Euribor manipulation: can mortgage rates from 2005 to 2008 be called into question?

In case of Euribor manipulation, the mortgage interest is zero. This follows from the decision of the Supreme Court from last December, handed down against four banks. The third part of the Court of Cassation actually declared the loan rate calculated on the basis of the Euribor agreed by some banking institutions to be zero. Let’s take a closer look at what the story is about and what implications it may have for borrowers, especially those who have taken out a mortgage between 2005 and 2008.

Euribor manipulation, the story

The story goes back to an investigation conducted between 2011 and 2013, when EU authority with AT case. 39914, wanted to find out the possible existence of a cartel between banks with the aim of manipulating the Euribor rate, i.e. the rate from which interest rates on “variable rate” mortgages are calculated. In fact, the investigation showed that in the period from 29 September 2005 to 30 May 2008 Euribor was set on the basis of agreements between Barclays Bank, Deutsche Bank, Société Générale and Royal Bank of Scotlandwho then admitted their responsibility.

According to what the Commission decided in the case, the unlawful conduct, which took place between 29 September 2005 and 30 May 2008, consisted in detail of communicating and receiving “preferences for “setting” certain Euribor values ​​to a constant, low or high value” by banks; the exchange of “detailed non-public/available information about future trading positions or intentions sending data for Euribor of certain values at least one of its banks’; exploring “the possibility of reconciling their EIRD trading positions based on the information received” and “adjusting at least one of their banks’ future Euribor submissions based on the information received”; to contact “the person responsible for sending the Euribor data of your bank… with a request to send the data to the EBF calculator that followed a certain direction or a specific level”; with the notification “responsible person’s response before the moment of daily data transmission”. Banks were sanctioned for these events

Manipulated Euribor decision, implications for mortgages

As a result of the above, the Supreme Court effectively declared the rate used in the leasing contract to which the analyzed case applies is invaliddetermined with reference to the manipulated Euribor rate, a rate that therefore needs to be recalculated.

But the meaning of this sentence goes even further: it opens the door to sa number of possible appeals related to other mortgage rates and financing if it is proven that they were set on the basis of a manipulated Euribor.

“The investigation carried out by the Commission showed how, between 29 September 2005 and 30 May 2008, certain banks manipulated Euribor,” he summarizes Alessandro D’Antonio of Conserf Srl. – As is well known, Euribor is the main index according to which the interest rate of Italian mortgages is determined: very often, mortgage contracts stipulate that the rate used is equal to Euribor increased by X percentage points. Given the conclusions reached by the Commission, we must now question the validity of these mortgages: some specialists in the sector estimate the total compensation of Italians who took out mortgages during the period of Euribor manipulation at 16 billion”.

So who established a mortgage in the period covered by the Supreme Court decision (from September 29, 2005 to May 30, 2008)you may have the right to object to the rates.

Which 2005-2008 mortgages can be contested?

When identifying questionable mortgages There are two issues to considerD’Antonio underlines:

  • The debtor is entitled to compensation arranged a mortgage with an unaccused bank that you manipulated Euribor? To date, no Italian bank has been charged with fraud, but it is also true that borrowers of Italian banks have (probably) been harmed by the manipulation;
  • Many believe that mortgages are questionable only those with variable rates. In fact, many fixed rate mortgages also determine the rate applied to the borrower based on Euribor.
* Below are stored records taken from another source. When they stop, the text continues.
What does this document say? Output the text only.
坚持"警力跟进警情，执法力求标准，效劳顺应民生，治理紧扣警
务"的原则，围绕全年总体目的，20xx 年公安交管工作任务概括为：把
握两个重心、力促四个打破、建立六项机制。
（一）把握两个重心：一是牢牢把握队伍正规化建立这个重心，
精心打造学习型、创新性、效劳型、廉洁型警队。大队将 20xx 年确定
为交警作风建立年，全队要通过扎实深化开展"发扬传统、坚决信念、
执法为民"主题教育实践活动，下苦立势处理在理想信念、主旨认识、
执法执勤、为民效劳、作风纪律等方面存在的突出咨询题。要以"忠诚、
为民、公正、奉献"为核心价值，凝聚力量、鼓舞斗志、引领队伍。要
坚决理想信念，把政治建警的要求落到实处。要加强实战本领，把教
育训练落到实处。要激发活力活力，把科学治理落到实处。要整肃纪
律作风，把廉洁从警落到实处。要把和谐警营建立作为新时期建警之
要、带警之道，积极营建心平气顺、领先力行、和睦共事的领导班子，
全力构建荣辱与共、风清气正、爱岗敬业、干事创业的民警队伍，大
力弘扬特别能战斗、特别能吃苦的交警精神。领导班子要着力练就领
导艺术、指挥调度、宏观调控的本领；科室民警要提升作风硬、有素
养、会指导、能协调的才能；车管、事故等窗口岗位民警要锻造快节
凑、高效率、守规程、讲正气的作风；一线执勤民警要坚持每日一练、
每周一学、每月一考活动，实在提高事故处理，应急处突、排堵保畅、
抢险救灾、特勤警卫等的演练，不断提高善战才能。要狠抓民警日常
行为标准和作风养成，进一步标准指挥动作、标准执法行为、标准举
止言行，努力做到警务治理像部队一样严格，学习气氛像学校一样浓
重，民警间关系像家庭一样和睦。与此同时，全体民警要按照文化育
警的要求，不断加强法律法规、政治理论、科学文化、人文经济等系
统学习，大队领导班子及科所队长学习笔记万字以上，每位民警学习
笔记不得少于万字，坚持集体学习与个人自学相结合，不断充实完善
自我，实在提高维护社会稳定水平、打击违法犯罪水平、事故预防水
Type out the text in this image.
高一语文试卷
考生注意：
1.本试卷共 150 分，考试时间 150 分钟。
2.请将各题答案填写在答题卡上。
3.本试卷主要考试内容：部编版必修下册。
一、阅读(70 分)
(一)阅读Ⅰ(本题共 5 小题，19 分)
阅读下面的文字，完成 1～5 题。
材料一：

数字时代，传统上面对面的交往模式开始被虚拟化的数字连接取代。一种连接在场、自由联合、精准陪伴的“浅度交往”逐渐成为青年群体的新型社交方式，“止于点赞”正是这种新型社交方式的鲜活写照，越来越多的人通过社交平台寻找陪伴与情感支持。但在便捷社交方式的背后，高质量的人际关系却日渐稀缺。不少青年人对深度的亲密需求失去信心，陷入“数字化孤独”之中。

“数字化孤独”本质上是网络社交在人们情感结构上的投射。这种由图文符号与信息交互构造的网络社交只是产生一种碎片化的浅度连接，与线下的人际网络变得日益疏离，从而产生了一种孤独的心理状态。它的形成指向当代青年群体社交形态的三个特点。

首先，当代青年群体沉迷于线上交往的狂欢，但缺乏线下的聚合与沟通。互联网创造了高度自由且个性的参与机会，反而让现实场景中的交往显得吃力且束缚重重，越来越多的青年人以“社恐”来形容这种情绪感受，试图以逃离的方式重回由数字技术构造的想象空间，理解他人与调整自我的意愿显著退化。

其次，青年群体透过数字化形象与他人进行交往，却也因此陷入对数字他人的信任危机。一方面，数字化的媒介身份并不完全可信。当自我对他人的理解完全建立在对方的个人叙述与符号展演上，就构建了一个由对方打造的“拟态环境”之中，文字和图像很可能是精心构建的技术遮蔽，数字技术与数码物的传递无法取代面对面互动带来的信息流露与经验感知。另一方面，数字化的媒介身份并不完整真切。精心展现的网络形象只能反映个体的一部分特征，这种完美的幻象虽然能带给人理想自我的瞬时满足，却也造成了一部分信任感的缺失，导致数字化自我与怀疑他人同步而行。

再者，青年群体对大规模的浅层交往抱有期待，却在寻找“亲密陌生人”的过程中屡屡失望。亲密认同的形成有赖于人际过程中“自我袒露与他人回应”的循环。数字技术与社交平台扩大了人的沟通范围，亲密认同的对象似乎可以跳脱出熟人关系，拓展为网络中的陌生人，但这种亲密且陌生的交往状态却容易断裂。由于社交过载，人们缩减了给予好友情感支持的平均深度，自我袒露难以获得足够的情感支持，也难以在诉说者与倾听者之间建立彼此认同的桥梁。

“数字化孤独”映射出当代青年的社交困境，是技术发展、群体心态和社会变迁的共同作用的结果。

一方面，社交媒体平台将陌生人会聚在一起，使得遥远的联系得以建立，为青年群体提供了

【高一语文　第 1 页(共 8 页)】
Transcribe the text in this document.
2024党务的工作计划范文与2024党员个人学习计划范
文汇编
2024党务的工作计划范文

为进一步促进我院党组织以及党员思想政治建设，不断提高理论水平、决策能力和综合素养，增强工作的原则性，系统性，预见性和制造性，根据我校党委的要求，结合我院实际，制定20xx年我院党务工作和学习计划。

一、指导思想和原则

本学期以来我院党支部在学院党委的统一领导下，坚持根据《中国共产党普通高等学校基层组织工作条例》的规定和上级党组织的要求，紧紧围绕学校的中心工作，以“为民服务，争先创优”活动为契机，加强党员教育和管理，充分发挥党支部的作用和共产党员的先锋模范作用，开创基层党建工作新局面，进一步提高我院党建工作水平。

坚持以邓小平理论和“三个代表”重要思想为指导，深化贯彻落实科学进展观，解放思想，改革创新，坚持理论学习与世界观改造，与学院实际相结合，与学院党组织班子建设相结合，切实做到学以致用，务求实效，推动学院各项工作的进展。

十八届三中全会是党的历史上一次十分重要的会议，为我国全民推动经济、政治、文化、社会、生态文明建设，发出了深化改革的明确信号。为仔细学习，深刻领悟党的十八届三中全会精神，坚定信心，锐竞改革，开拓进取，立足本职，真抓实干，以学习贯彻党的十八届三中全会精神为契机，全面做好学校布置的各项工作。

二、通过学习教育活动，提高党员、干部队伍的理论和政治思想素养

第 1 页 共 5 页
With reference to point a, according to some lawyers, they would be mortgages signed with all banks are questionable, including those that have not been investigated and even those that are not part of the Panel of banks that participate in setting the Euribor rate. If convicted, the bank brought before the court will be able to take action against whoever actually manipulated the Euribor rate. However, this interpretation does not seem fair or feasible. On the contrary, it is believed that the best solution would be to sue not only the lending bank but also all the banks that manipulated Euribor.

In terms of (b), the mortgages are deemed to be questionable it’s not just those with variable rates, but also those with a fixed rate signed in the breach period, where it is clear from a review of the contract that the agreed rate was set on the basis of Euribor. Mortgages with a fixed interest rate are the most damaged by the behavior of the banks, because they maintained a manipulated rate throughout the duration of the loan.